UNSOC is an abbreviation for United Nations Staff Officers Course. It is, as the name implies, a course for training would be staff officers in ongoing or coming UN missions. The reason major Folkeson and his six colleagues from the Swedish Armed Forces International Center and two Finnish and a Danish instructors are in Jinja, is a number of decisions made by the Nordic ministers of defence, that the Nordic countries will support the Eastern African Standby Force, EASF.
The course lasts for two weeks and is focused on what the students need to be able to function in a multinational, multifunctional UN sector staff within the framework of a peace support operation led by the UN or the African Union. That means looking closely at the staff planning and decision process that in a number of stages leads from a mission given by the commander to an operations order to the troops tasked with carrying out the mission.

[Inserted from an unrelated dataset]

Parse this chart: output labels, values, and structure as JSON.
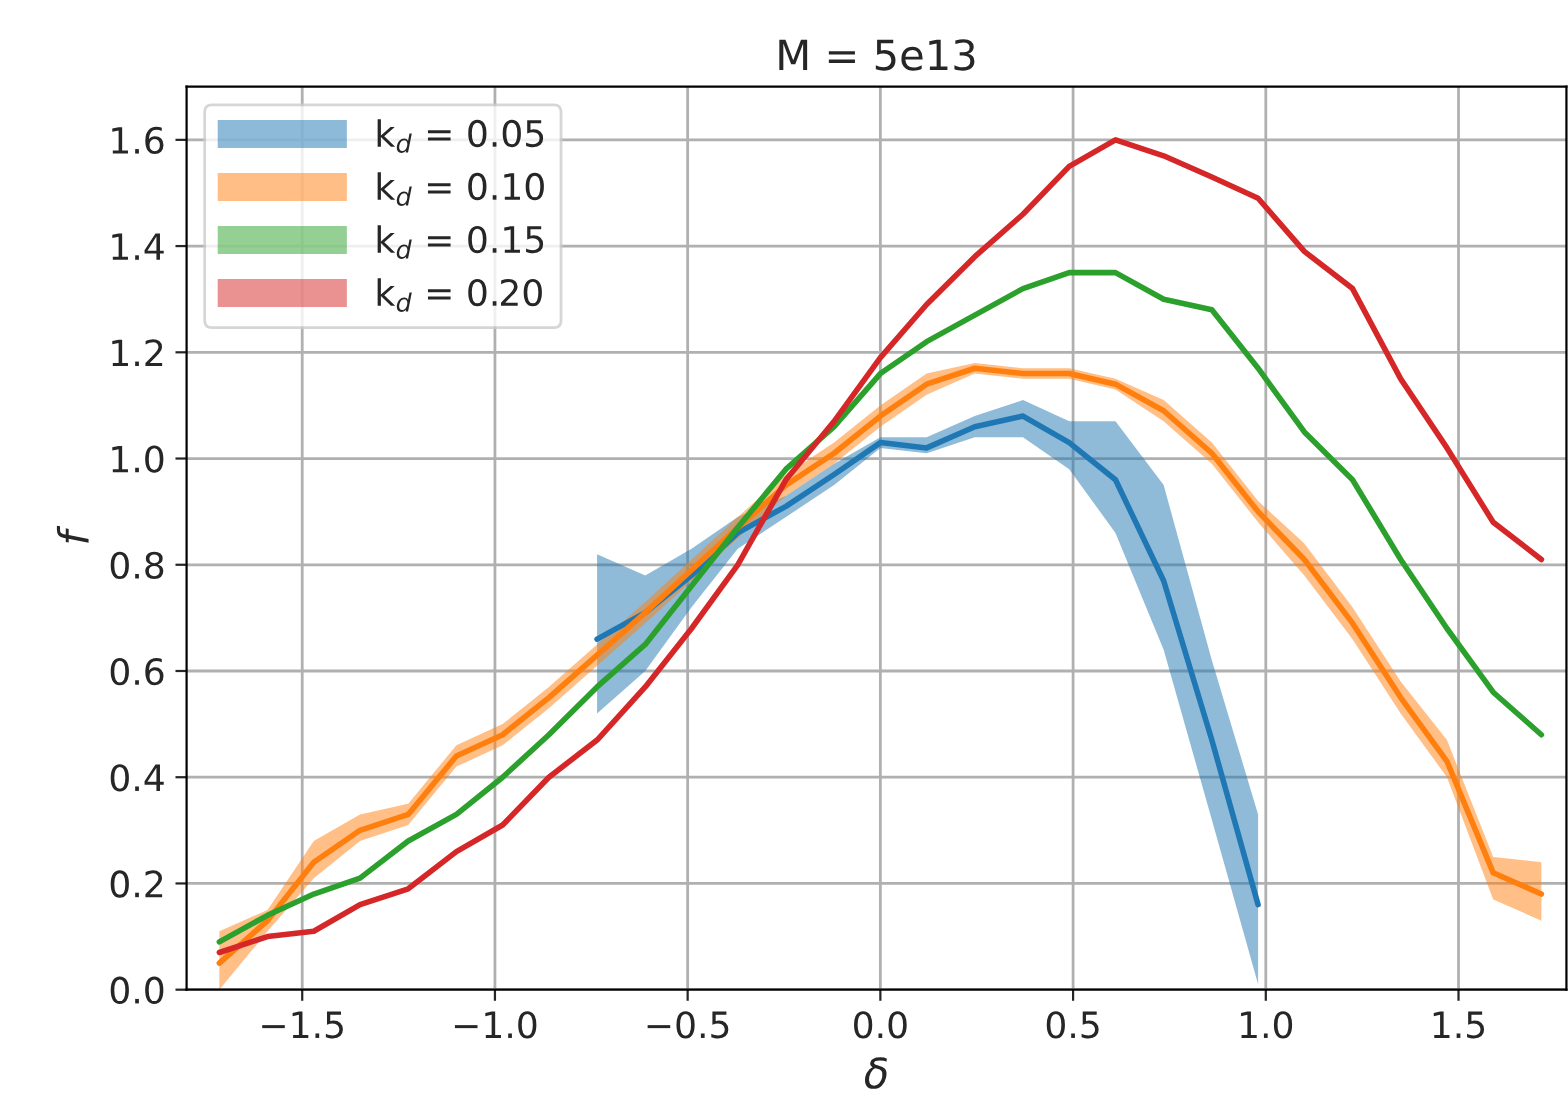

- We used the first week to establish a base of knowledge about the UN, its organizational structure and how it works. From there we went on to look at planning and decision making methods used by the UN. As it happens, the African Union uses much the same methods and that way we could save some time, says major Folkeson.
He has in all 30 officer students from Uganda, Burundi, Kenya, Rwanda, Somalia and Sudan, ranging in rank from Captain to full Colonel. It is a mixed group of students with varying degrees of background knowledge, operational experience and familiarity with computers. Being able to work with a computer is important because a UN sector staff would typically be working on a fairly advanced computer network. In order to recreate that particular environment, major Folkeson and his colleagues brought with them from Sweden everything they would need to recreate that kind of a network, including more than 40 computers.

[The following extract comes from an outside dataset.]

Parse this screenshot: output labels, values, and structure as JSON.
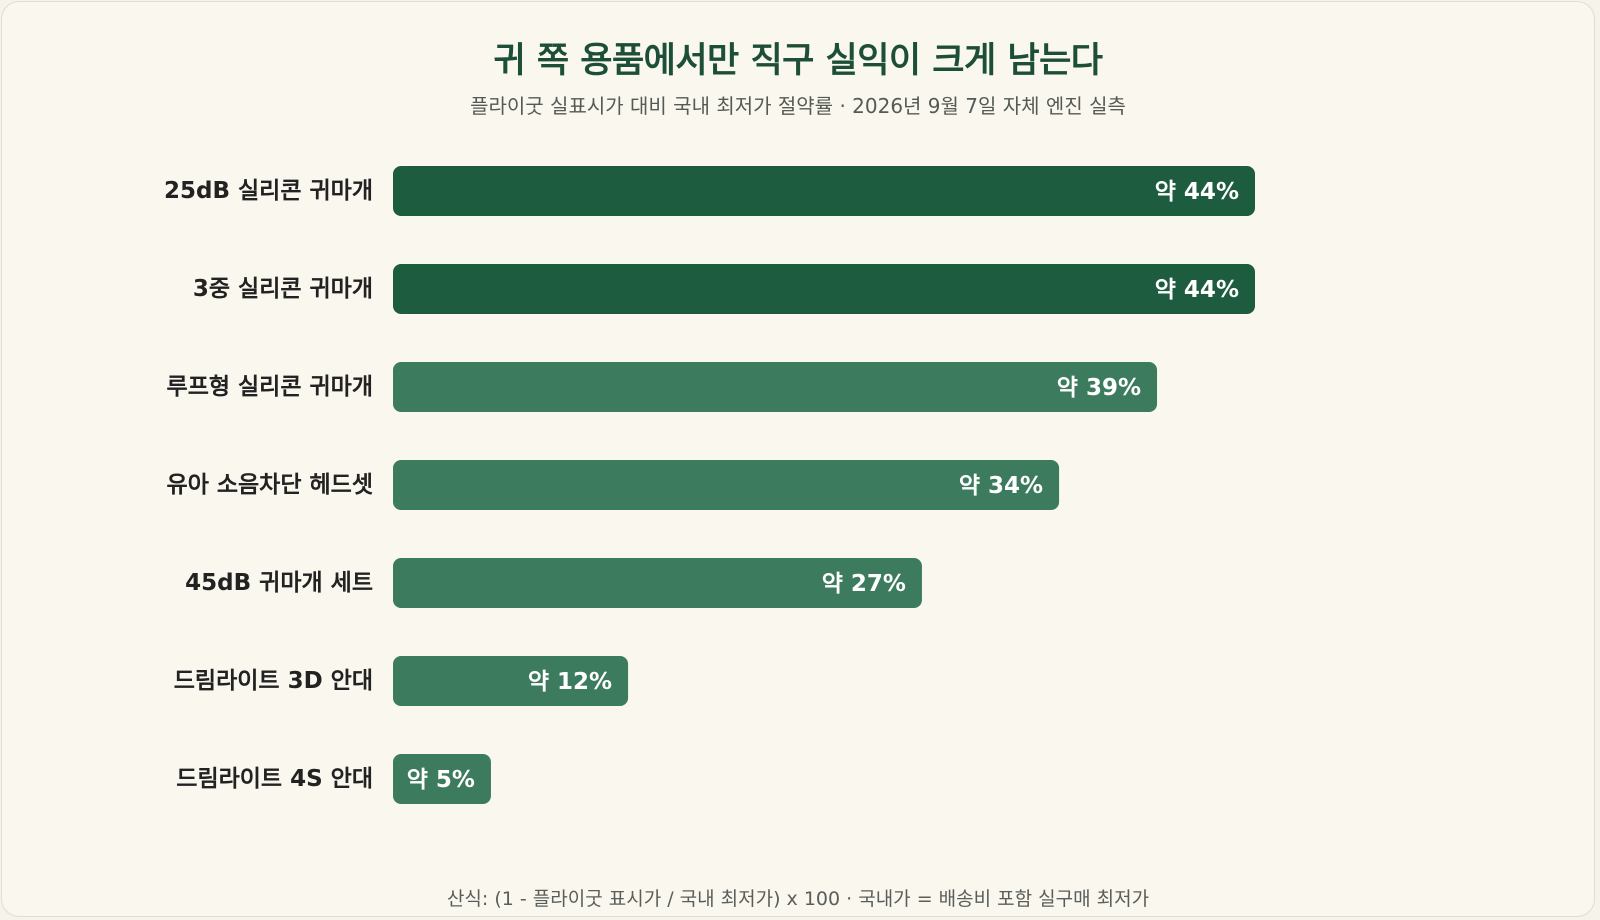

The students have made great progress during the first week. They are highly motivated and are very eager to learn, says major Folkeson, adding: We are having some difficulties with language proficiency. The course language is English and we have to make sure that those students coming from countries where French is the second language have a fair chance to actively participate in the course. But, he says, the students are helping each other out, especially when it comes to computer proficiency. We are no longer looking at 30 individual students from six different countries, instead we see three well functioning training syndicates working together, says major Folkeson.
He and his colleagues are already planning for the next course, expected to be held in March 2012, and the experiences they are gaining in Jinja are important. Every day they are identified and discussed and both course weeks conclude with a lessons learnt discussion, in order to make sure that the relevant experiences are stored for future reference. One of the most important lessons for the training team is about the importance of identifying the students level of knowledge and experience and adjusting the training syllabus accordingly.